We are intrigued to understand how inflows of 34Moz per day into a single exchange traded vehicle are sustainable in a 750Moz per year mine supply market, particularly when ETF investment demand typically consumes 15-20%, or around 150Moz annually. Add to this industrial demand and use, which consumes around 500Moz annually and growing, from 5G, solar, and electronic vehicle applications, as governments rollout an unprecedented fiscal green spend.
In terms of the mechanics, when there’s increased buying in the SLV shares, this forces the ETF to trade at a premium relative to its underlying holdings (NAV). This premium creates an opportunity for London banks or the authorised participants to buy up spot silver and deposit the silver in exchange for shares. The custodian for SLV then has to source or allocate the additional physical silver to cover the fresh inflows. What started as retail buying has resulted in the largest banks having to acquire more physical silver inventory.

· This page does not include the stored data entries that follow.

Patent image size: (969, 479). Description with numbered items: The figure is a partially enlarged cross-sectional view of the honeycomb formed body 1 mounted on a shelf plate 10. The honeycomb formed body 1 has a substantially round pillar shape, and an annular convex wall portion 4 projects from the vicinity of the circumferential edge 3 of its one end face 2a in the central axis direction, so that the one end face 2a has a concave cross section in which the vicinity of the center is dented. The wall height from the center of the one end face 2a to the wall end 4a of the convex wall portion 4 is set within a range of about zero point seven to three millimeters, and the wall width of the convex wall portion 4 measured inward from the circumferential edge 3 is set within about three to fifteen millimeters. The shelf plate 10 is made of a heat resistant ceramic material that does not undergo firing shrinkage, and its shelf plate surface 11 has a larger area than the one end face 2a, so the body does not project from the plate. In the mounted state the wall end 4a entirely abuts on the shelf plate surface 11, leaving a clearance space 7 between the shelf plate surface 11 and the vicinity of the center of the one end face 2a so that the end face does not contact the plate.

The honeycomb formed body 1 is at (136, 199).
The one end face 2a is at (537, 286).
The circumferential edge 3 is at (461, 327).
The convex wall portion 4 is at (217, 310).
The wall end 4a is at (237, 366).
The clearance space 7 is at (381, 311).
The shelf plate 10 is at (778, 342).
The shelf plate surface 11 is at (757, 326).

It’s worth mentioning that underlying investment demand for silver has been building since Q1 2020. Over the last nine months, exchange traded products (ETPs) have added over 500Moz to global inventories. Put into perspective, net ETP inflows since March 2020 have equalled over two-thirds of the annual mining supply of silver. While we are likely to see increased volatility in the silver sector, the white monetary metal is still 80% below its all-time inflation adjusted high of $50 from 1980.
When comparing the two monetary metals, silver currently trades 63:1 versus gold; that is, 63ozs of silver for each ounce of gold. In terms of abundance in the Earth’s crust the ratio is close to 8:1, while on a USD flow basis the ratio is roughly 10:1.
The large bullion banks in London are currently short of over 350Moz, which is nearly half of all the silver mined in a year. While the bullion banks will have offsetting paper positions elsewhere, or future incoming obligations in the spot OTC market, they will still be at risk of a short covering squeeze, particularly if we see a wide range of prices quoted across the various different exchanges.
In the strategy, we are well positioned for a silver bull market scenario and have long been of the view that the best days for silver lie ahead.
Market and exchange rate movements can cause the value of an investment to fall as well as rise, and you may get back less than originally invested. The views expressed are those of the author at the time of writing, are not necessarily those of Jupiter as a whole, and may be subject to change. This is particularly true during periods of rapidly changing market circumstances.